Chris Keane | Bloomberg | Getty Images
WASHINGTON — The Consumer Financial Protection Bureau on Tuesday fined Bank of America $12 million for reporting false mortgage lending data to the federal government.
“Bank of America violated a federal law that thousands of mortgage lenders have routinely followed for decades,” CFPB director Rohit Chopra said in a statement. “It is illegal to report false information to federal regulators, and we will be taking additional steps to ensure that Bank of America stops breaking the law.”
Bank of America did not admit or deny any of the facts or findings in the CFPB consent order.

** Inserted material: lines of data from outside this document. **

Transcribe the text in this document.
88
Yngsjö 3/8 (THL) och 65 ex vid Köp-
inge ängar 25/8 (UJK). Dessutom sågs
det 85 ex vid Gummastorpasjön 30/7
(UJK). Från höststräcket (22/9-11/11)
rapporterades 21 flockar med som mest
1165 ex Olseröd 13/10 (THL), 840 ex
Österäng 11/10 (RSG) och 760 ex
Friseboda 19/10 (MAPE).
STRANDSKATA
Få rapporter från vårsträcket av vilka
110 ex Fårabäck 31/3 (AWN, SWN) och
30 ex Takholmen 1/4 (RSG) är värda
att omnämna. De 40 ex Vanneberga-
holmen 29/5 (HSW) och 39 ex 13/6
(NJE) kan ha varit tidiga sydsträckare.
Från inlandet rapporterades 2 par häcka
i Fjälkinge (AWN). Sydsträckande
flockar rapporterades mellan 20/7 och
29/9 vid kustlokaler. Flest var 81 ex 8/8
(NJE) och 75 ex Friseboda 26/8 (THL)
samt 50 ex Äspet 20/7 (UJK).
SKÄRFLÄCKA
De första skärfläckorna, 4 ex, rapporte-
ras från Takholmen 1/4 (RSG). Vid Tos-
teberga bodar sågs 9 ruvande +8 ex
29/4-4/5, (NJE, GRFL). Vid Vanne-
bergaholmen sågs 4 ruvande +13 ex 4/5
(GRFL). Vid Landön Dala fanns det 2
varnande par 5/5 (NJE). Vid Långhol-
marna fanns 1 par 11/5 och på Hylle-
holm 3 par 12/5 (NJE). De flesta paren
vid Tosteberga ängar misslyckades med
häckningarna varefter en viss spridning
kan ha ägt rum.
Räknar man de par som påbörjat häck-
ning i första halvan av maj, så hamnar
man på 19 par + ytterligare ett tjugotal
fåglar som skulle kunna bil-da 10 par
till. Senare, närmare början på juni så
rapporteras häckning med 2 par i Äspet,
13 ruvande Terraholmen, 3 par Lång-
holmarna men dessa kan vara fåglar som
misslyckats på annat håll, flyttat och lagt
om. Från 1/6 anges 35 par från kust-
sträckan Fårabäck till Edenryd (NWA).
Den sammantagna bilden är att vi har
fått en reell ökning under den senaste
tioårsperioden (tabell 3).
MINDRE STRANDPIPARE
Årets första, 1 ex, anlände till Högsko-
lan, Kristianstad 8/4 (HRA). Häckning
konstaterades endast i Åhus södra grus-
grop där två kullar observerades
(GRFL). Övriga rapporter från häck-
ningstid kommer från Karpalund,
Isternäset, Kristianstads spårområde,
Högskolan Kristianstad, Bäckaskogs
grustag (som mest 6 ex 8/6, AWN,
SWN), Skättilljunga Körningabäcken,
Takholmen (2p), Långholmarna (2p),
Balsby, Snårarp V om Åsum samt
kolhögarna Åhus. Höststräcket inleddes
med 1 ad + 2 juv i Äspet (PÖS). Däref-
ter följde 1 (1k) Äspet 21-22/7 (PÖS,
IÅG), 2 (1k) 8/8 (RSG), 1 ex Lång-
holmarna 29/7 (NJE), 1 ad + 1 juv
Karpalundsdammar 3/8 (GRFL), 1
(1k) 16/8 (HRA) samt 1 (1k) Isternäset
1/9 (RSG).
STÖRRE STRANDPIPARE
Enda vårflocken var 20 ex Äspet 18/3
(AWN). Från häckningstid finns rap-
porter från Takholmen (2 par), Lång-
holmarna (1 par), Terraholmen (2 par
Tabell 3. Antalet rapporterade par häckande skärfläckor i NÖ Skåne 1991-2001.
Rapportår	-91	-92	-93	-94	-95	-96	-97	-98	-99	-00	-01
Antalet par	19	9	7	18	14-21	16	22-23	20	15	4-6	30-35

According to a CFPB consent order, Bank of America violated part of the 1975 Home Mortgage Disclosure Act (HMDA) that requires lenders to accurately report demographic data about mortgage applications to financial regulators. Data collected under the law can expose potentially discriminatory lending practices.
Starting in 2020, Bank of America identified hundreds of distributed loan officers, each of whom did not ask for demographic data, including race, ethnicity, and sex — then falsely reported that applicants declined to provide it — for at least one three month period between 2016 and 2021, the consent order said.

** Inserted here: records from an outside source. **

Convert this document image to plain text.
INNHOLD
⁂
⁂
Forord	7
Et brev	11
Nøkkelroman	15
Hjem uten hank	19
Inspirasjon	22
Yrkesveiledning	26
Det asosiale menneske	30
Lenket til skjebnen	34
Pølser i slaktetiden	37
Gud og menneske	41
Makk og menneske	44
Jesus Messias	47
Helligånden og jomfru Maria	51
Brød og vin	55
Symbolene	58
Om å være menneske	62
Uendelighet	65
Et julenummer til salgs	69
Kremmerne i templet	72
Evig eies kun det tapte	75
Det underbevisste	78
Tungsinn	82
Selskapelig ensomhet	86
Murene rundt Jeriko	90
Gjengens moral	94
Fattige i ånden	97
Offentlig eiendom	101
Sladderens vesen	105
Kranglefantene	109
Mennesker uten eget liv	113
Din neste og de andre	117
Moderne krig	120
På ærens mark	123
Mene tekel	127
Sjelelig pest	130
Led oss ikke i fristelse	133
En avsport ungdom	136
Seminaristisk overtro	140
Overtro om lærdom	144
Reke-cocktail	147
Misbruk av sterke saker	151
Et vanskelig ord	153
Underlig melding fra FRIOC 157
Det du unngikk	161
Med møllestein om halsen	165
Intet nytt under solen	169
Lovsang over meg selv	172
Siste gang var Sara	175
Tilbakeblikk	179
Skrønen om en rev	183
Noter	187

The violations by the loan officers began occurring as early as 2013 for loan applications collected by phone, yet Bank of America failed to take appropriate action for at least four years and did not begin monitoring phone calls for its distributed loan officers until 2021, the CFPB found.
The Biden administration has prioritized tackling racial discrimination in housing and mortgage lending.
The CFPB settlement corresponded with a separate announcement the same day from the Justice Department that it has recovered $107 million in relief for communities targeted by illegal redlining, the practice by mortgage providers of not lending money to home buyers in certain areas, often communities of color.
Bill Halldin, a representative for the bank, disputed the four-year time frame but agreed that the violations took place over a span of three months.
Bank of America “properly collected demographic data in more than 99% of applications in the years reviewed by the CFPB,” said Halldin. But he acknowledged that some officers reported a rate of applicants who declined to disclose their race that was lower than the annual industry averages.
“As the CFPB notes, we took additional steps in 2020 and 2021 to enhance our monitoring and training to ensure employees ask applicants for required racial, ethnic and gender information,” Halldin said. “This data collection issue had no impact on applications.”
The $12 million fine issued Tuesday will be paid to the CFPB’s victims relief fund.
Bank of America is among the largest mortgage lenders in the country. The bank reportedly funded $53.7 billion in first mortgage loans in 2021 through its digital application service.
The firm also employed over 4,500 loan officers, and averaged over 300,000 mortgage loan applications per year between January 2016 and the present day, the CFPB said.
Bank of America has come under fire from the CFPB before. In July, the bureau fined the banking giant $150 million for charging customers multiple junk fees, among other alleged violations.